“A gay Ohio substitute teacher was fired last week after handing out Pride bracelets to high school students, the latest example of LGBTQ discussion in schools sparking controversy amid heated debates in school boards and states around the country,” CNN reported on Friday, April 1, 2022 (read story here).
The teacher also answered students’ questions about the LGBTQ advocacy group that distributes the bracelets, throwing more fuel on the fire.
The district claims he “he violated board policies by speaking to students about political and religious topics.” The superintendent, in a letter to the community, added, “While we recognize there are diverse points of view on this matter, this policy exists for the purpose of ensuring all students feel comfortable in the classroom.”
Predictably, the area leans “conservative,” and the fired teacher noted that the existence of gay people is “outside the comfort level of a lot of people” there.
Maybe other things justified the teacher’s firing; that isn’t clear from news reports, and I won’t try to second-guess that here. I just want to make this point: Gays are under attack by Republicans across the country, and while that is a political issue, being gay is NOT a political issue, any more than having black skin is.
Most conservatives believe being gay is a behavior people choose. It’s not. It’s a biological condition people are born with, selected by nature, over which they have no choice.

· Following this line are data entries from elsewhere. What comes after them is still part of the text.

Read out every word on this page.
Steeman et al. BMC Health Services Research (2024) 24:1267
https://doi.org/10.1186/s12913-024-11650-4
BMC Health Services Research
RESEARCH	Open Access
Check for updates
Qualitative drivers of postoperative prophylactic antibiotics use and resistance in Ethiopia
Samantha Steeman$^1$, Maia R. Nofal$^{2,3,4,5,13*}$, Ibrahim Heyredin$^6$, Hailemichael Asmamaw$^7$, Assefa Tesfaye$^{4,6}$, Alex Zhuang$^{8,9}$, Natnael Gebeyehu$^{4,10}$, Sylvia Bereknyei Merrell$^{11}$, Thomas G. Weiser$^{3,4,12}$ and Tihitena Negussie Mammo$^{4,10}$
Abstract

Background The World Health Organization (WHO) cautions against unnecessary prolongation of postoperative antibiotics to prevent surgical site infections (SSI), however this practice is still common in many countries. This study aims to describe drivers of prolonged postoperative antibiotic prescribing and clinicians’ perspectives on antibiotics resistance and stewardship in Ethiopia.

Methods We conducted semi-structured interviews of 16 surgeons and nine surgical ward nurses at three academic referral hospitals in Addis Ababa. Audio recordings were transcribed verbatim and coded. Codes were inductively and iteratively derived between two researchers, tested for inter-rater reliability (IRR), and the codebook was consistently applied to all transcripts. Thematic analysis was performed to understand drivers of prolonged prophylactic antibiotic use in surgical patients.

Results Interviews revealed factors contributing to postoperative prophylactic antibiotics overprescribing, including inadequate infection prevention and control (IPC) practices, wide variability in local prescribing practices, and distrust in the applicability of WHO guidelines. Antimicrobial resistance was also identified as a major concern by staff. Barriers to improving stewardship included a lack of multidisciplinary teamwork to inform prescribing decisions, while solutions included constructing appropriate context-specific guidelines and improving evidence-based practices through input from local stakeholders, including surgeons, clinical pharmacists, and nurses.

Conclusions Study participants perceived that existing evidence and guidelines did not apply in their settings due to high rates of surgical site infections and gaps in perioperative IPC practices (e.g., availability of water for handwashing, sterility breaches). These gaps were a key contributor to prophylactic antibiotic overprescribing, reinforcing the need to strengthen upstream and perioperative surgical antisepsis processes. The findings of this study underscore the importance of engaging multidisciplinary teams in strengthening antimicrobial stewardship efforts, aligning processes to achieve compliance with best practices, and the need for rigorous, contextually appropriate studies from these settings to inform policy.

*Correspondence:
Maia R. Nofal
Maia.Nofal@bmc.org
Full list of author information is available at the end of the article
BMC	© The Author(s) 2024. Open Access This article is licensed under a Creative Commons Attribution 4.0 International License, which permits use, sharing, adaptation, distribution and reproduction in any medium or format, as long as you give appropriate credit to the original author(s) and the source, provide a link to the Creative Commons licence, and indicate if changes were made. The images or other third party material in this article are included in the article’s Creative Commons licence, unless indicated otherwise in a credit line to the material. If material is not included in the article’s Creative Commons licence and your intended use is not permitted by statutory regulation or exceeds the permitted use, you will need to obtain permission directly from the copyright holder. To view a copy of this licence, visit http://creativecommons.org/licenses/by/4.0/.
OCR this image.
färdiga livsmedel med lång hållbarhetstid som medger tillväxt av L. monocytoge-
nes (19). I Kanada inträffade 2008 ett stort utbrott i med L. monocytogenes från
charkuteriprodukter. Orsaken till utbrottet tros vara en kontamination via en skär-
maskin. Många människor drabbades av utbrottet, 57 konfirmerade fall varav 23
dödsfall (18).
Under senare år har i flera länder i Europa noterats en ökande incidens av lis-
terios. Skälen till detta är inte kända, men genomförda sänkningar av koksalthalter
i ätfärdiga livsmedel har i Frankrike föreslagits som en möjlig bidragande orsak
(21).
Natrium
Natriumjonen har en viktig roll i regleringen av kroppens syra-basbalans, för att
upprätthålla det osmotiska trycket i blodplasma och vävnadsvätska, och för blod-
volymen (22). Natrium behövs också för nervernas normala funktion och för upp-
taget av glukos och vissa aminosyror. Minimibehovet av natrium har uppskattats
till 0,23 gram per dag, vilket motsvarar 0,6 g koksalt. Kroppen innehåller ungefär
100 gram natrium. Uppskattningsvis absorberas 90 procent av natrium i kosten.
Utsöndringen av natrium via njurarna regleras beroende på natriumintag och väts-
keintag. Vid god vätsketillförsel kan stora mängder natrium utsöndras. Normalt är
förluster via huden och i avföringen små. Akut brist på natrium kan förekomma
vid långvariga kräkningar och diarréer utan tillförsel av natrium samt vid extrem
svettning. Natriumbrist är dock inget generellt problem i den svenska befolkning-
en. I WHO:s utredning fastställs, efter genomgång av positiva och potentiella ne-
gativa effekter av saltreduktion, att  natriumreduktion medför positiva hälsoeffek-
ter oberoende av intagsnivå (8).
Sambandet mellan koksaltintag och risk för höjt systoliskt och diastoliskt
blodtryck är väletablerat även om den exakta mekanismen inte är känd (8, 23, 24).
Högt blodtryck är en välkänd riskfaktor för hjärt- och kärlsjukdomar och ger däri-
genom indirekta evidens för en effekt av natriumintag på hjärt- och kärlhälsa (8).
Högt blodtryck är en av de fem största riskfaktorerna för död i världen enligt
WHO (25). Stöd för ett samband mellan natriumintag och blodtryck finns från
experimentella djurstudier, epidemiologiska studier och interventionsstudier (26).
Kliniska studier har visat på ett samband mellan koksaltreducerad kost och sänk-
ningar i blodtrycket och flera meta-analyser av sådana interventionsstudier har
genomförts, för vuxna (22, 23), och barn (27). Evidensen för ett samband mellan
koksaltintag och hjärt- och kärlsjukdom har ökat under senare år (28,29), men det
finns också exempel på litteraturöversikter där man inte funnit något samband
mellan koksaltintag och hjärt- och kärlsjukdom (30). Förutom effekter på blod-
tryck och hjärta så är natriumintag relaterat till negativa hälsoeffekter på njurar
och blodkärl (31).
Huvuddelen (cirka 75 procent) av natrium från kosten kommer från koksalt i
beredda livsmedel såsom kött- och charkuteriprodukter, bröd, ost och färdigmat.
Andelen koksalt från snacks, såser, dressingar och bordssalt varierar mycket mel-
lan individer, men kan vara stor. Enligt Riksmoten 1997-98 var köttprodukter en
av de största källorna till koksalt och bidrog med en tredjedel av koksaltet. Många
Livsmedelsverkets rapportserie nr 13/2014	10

The religious right sees gay as sinful. That’s a religious belief that has no place in a public school classroom. They also believe God created the earth and its creatures 6,000 years ago, but in fact our planet is over 4 billion years old and its flora and fauna evolved. Believing something, whether it’s a religious belief or not, doesn’t make it true.
They fight against evolution being taught in schools, but evolution is scientific fact and understanding how it works is crucial to, among other things, developing vaccines to protect us against constantly mutating viruses. If we don’t teach evolution in our schools and colleges, we won’t have scientists who can do that. That affects all of us.
The Constitution, and our American concepts of freedom, protect the right of people to think and believe as they wish. But there’s an old saying that “your freedom to swing your fist stops where my nose begins.” While believing what isn’t true is mostly ignorance that mainly disadvantages that individual, discriminating against other people because of what they are is a moral wrong and harms others. And that makes it our business.